Search
Close this search box.

SuaraKita.org – Sebuah buku teks sekolah baru, yang menampilkan tokoh fiksi pasangan sesama jenis dan seorang murid yang tertarik pada lawan jenis, telah memicu kemarahan di Myanmar.

Partai USDP yang merupakan oposisi, para biksu Buddha dan orang tua konservatif memprotes distribusi buku itu, menyebutnya tidak bermoral dan merupakan ancaman bagi budaya Burma.

Para kritikus menuntut agar Departemen Pendidikan merevisi konten buku, termasuk kurikulum kursus “kecakapan hidup” kelas 10 negara itu, yang mencakup pendidikan seks opsional.

Pada bulan Mei, USDP mengeluarkan pernyataan yang menyatakan bahwa pendidikan seks menurunkan moral masyarakat Myanmar dan bahwa pasangan LGBT yang ditampilkan dalam buku teks akan membuat siswa lebih menerima hubungan sesama jenis.

“Tidak dapat diterima jika studi kasus sesama jenis ada di buku pelajaran karena belum diterima secara budaya di negara kami,” kata Maung Thynn, pensiunan rektor Universitas Mandalay dari Meikhtila Township dan anggota parlemen USDP.

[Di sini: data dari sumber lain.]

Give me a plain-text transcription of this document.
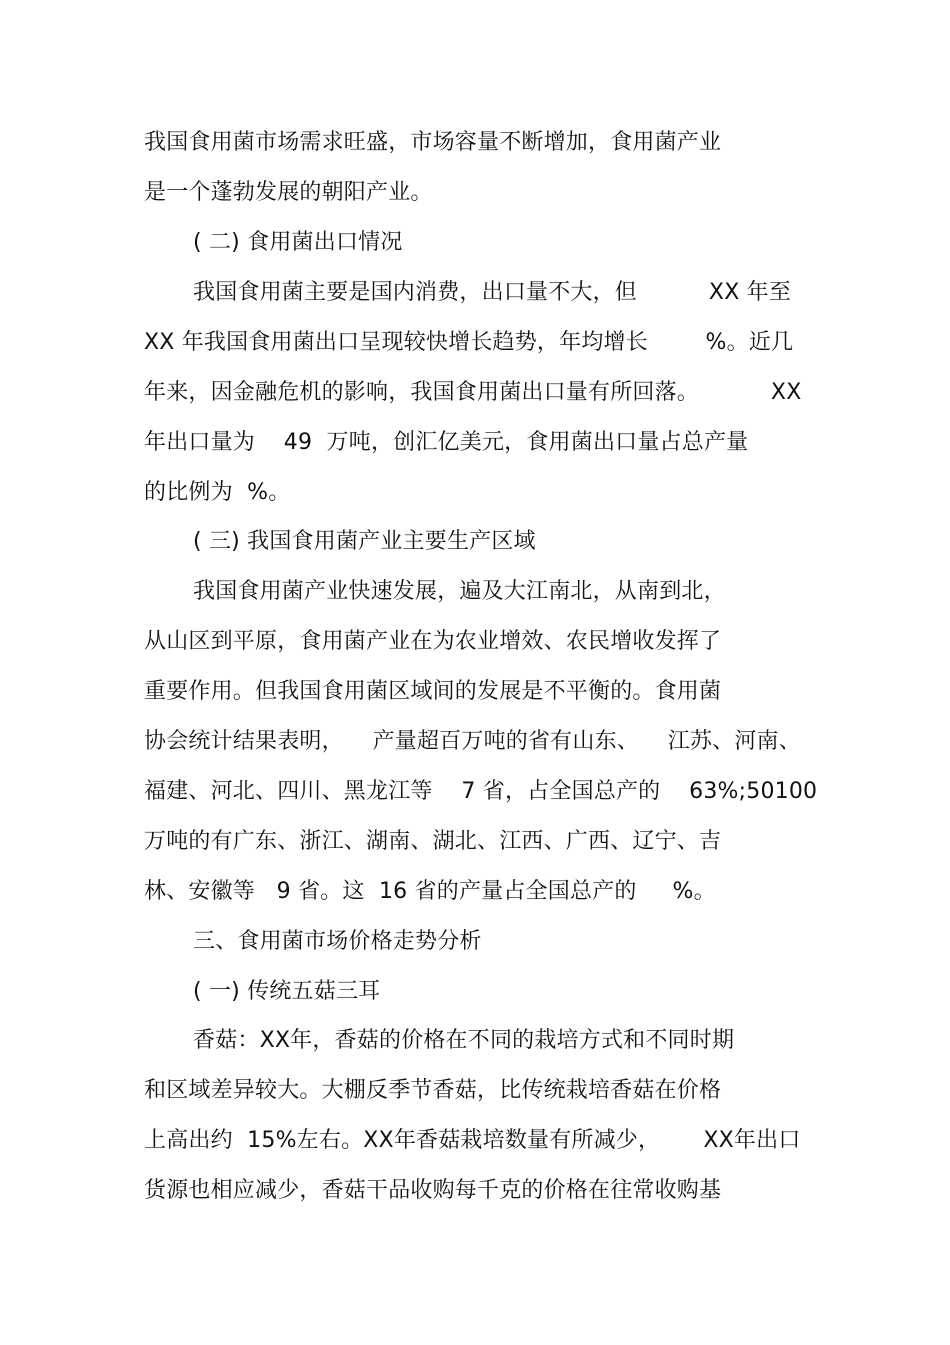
我国食用菌市场需求旺盛，市场容量不断增加，食用菌产业
是一个蓬勃发展的朝阳产业。
( 二) 食用菌出口情况
我国食用菌主要是国内消费，出口量不大，但          XX 年至
XX 年我国食用菌出口呈现较快增长趋势，年均增长        %。近几
年来，因金融危机的影响，我国食用菌出口量有所回落。          XX
年出口量为    49  万吨，创汇亿美元，食用菌出口量占总产量
的比例为  %。
( 三) 我国食用菌产业主要生产区域
我国食用菌产业快速发展，遍及大江南北，从南到北，
从山区到平原，食用菌产业在为农业增效、农民增收发挥了
重要作用。但我国食用菌区域间的发展是不平衡的。食用菌
协会统计结果表明，    产量超百万吨的省有山东、    江苏、河南、
福建、河北、四川、黑龙江等    7 省，占全国总产的    63%;50100
万吨的有广东、浙江、湖南、湖北、江西、广西、辽宁、吉
林、安徽等   9 省。这  16 省的产量占全国总产的     %。
三、食用菌市场价格走势分析
( 一) 传统五菇三耳
香菇：XX年，香菇的价格在不同的栽培方式和不同时期
和区域差异较大。大棚反季节香菇，比传统栽培香菇在价格
上高出约  15%左右。XX年香菇栽培数量有所减少，      XX年出口
货源也相应减少，香菇干品收购每千克的价格在往常收购基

Sementara Myanmar telah lebih terbuka kepada komunitas LGBT dalam beberapa tahun terakhir, hubungan sesama jenis adalah ilegal di bawah hukum era kolonial Inggris yang dikenal sebagai Pasal 377, yang membuat hubungan seksual sesama jenis dapat dihukum hingga 10 tahun penjara. Kelompok-kelompok hak asasi manusia mengatakan undang-undang kolonial, meskipun jarang ditegakkan, telah mensistematisasikan homofobia dan diskriminasi di Myanmar.

Subjek yang tabu

Subjek seks masih dianggap sebagai topik tabu di negara yang mayoritas penduduknya mayoritas beragama Buddha.

“Seharusnya tidak apa-apa jika dokter yang berbagi informasi pendidikan seks dengan siswa, tetapi bukan para guru. Akan aneh jika guru mengajarkannya kepada murid mereka karena tidak sensitif terhadap budaya Myanmar,” kata Maung Thynn. “Kami bahkan tidak berani menggunakan kata” kondom “di depan orang tua dan guru kami,” tambahnya.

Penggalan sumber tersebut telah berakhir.